Film gerek olay örgüsü boyunca sergilediği dramatik durumlarla, gerekse de son maçlarını kazansalar ulusal şampiyon olacak Los Amigos (Arkadaşlar) takımının, rakipleri cücelere karşı kaybettikleri maç sonrasındaki sevinçleriyle insanlık adına umut verici mesajlar içeriyor. Her iki takımın zihinsel engelli oyuncularının birbirlerine sarılmaları ve gerek ikincinin gerekse de birincinin skor peşinde olmadan verdikleri dostluk görüntüleri görülmeye değer.
Yönetmen ve yazar Javier Fesser, Camino (2008) ve Bienvenidos (2015) gibi filmleriyle biliniyor. Fesser anlattığı öykü gereği duygusallık içeren sahneleri abartarak melodram kıvamına taşısa da, yansıttığı konunun içeriği açısından bakıldığında bu duygusallık tolere edilen bir doz içeriyor. Fesser filminin finalinde, bis yaparcasına birkaç kez geri dönüşlere yer verse de, Şampiyonlar mekanikleşmiş yaşamlarımıza duygusal bir çerçeve açarak yaşam hakkında yeniden düşünmemize, yaşamımızın anlamını sorgulamamıza yeni fırsatlar oluşturan bir film.

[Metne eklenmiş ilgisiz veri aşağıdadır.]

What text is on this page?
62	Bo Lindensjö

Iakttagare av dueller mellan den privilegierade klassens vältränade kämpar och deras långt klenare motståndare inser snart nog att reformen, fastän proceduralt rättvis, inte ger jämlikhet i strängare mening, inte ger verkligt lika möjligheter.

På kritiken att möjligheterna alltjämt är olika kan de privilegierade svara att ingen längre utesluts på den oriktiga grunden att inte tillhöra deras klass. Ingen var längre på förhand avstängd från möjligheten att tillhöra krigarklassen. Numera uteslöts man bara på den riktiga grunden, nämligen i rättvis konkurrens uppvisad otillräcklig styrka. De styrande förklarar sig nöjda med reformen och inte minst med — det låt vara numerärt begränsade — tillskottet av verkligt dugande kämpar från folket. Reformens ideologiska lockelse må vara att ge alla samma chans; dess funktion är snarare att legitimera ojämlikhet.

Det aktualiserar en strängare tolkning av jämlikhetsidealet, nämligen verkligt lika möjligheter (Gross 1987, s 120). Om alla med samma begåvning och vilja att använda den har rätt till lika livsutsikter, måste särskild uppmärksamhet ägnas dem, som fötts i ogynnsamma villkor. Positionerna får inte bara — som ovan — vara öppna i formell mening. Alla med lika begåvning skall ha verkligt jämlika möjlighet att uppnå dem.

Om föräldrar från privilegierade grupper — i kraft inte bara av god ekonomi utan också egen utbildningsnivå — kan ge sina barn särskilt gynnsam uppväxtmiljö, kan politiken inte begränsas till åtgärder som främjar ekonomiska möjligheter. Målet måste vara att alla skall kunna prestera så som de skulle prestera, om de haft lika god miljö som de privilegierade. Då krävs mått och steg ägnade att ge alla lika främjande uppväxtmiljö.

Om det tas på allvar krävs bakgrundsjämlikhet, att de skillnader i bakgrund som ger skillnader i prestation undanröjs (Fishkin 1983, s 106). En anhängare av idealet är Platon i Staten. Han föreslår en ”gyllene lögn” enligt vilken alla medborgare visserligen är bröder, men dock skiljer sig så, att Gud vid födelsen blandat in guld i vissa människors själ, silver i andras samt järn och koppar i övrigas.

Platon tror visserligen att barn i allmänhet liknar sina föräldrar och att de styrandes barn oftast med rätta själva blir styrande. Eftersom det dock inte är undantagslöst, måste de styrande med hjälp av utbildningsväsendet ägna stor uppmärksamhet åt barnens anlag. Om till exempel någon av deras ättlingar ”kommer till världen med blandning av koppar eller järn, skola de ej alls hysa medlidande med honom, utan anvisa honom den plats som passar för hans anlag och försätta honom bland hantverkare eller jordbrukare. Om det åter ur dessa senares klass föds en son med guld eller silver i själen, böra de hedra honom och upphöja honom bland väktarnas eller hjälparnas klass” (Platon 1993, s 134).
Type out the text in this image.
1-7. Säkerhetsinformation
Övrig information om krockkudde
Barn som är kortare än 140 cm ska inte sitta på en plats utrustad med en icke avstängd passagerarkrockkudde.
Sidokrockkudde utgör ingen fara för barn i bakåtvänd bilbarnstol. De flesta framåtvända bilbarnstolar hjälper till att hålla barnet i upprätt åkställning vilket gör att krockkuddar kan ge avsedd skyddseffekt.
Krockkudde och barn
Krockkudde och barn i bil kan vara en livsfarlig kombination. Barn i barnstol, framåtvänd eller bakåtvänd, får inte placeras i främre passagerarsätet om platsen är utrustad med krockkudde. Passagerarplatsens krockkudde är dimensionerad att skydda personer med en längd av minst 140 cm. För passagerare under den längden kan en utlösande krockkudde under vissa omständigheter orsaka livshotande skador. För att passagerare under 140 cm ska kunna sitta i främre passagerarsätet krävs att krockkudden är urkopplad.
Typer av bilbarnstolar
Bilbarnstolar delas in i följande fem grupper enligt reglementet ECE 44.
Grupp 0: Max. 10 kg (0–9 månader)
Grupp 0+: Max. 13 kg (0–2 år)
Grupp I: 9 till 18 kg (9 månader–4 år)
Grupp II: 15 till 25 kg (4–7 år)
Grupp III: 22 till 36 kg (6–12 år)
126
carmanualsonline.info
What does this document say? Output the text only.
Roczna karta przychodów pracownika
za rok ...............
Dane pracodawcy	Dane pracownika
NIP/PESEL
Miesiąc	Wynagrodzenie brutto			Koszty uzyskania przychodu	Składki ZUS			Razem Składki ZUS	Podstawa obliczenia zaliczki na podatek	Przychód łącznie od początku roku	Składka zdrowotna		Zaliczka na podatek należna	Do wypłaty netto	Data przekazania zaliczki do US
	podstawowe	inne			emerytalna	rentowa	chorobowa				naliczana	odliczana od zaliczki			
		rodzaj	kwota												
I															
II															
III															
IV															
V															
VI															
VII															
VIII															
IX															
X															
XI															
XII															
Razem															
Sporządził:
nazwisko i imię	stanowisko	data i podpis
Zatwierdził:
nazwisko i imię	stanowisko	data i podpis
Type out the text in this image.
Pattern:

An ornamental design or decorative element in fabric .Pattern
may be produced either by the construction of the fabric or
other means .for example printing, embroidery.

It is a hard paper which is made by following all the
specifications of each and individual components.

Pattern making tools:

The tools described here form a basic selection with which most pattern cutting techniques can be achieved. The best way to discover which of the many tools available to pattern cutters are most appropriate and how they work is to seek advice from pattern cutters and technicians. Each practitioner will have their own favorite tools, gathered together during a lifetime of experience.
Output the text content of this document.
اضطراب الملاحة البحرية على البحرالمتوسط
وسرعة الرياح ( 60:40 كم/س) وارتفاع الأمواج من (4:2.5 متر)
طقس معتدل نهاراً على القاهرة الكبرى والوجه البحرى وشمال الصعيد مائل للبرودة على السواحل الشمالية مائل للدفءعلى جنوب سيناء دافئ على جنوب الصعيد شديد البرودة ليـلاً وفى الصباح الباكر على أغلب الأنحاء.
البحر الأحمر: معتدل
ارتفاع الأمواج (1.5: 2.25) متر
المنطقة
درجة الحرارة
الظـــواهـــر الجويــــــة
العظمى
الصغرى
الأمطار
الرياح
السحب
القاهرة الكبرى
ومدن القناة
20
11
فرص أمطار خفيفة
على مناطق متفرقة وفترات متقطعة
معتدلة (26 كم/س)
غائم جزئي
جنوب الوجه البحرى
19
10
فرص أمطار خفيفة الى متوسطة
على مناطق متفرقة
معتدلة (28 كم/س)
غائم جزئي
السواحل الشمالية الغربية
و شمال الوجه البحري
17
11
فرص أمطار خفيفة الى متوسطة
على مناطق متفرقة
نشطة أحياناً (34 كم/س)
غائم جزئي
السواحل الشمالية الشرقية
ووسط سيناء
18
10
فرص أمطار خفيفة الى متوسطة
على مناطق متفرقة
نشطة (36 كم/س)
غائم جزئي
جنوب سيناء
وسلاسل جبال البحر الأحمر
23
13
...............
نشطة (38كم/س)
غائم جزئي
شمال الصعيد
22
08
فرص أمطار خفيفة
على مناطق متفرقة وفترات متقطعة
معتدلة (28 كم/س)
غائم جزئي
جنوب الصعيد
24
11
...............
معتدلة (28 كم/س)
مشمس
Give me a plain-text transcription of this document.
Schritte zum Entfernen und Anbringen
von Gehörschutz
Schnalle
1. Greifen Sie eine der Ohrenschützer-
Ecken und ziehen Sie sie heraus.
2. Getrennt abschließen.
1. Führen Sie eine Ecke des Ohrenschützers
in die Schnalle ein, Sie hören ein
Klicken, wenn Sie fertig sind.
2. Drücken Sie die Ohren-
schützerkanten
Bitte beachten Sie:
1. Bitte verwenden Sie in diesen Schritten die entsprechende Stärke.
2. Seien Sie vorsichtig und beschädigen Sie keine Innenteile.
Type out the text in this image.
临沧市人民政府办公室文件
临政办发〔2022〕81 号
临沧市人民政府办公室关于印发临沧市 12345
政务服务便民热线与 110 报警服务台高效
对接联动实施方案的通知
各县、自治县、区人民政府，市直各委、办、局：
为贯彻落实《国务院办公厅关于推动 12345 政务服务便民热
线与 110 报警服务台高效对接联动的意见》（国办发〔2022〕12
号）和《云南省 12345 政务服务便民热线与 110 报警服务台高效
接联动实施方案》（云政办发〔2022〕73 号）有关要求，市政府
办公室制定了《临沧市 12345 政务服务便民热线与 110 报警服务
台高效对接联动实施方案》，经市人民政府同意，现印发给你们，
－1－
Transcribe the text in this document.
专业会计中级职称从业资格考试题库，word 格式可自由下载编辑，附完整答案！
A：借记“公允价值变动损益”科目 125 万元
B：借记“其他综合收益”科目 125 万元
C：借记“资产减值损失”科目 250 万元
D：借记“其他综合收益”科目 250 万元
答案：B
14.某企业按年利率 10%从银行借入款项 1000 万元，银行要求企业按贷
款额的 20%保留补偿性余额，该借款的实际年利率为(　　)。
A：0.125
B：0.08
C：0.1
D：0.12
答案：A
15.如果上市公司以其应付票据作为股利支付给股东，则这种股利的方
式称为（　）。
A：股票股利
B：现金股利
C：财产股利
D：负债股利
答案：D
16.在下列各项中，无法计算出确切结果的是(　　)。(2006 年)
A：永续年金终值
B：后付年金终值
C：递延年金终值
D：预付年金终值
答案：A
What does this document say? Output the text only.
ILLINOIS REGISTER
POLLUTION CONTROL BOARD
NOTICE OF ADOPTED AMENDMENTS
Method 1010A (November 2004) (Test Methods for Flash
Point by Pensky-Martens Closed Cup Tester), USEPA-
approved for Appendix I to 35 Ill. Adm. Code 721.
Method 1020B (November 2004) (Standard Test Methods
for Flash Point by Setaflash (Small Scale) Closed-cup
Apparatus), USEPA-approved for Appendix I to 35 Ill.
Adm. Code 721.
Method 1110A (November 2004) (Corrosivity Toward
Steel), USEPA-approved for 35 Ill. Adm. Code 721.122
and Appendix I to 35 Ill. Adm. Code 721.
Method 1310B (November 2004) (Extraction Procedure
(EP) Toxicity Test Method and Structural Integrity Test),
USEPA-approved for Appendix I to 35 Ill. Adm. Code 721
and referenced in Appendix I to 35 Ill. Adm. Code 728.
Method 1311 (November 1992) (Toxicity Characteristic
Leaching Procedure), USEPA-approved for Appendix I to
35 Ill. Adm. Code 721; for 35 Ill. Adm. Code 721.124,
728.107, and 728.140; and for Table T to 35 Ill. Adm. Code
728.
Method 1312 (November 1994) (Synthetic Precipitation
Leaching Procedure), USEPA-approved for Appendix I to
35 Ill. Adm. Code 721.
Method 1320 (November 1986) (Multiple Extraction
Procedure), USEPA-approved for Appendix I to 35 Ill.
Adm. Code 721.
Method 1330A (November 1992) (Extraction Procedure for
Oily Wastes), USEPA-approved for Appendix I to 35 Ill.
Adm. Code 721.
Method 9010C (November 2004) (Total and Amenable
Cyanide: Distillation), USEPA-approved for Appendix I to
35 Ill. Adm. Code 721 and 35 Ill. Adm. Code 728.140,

Şampiyonlar, ötekileştirdiklerimize sabırla ve olgunlukla bakabilmenin önemini hatırlatan içten bir yapım olarak dikkati çekerken, bu hafta vizyona giren filmler arasında hümanist mesajlarıyla da öne çıkan bir yapım. Diğer yandan İspanyol toplumunu satır aralarında mercek altına alan, heyecanları ve kendine özgülüğünü yansıtırken, Akdeniz ülkesi olmasının etkileriyle de diğer Avrupa ülkelerinden aşina olmadığımız anne oğul ilişkilerindeki travmalara da dikkat çeken gözlemler oluşturduğunu da belirtelim.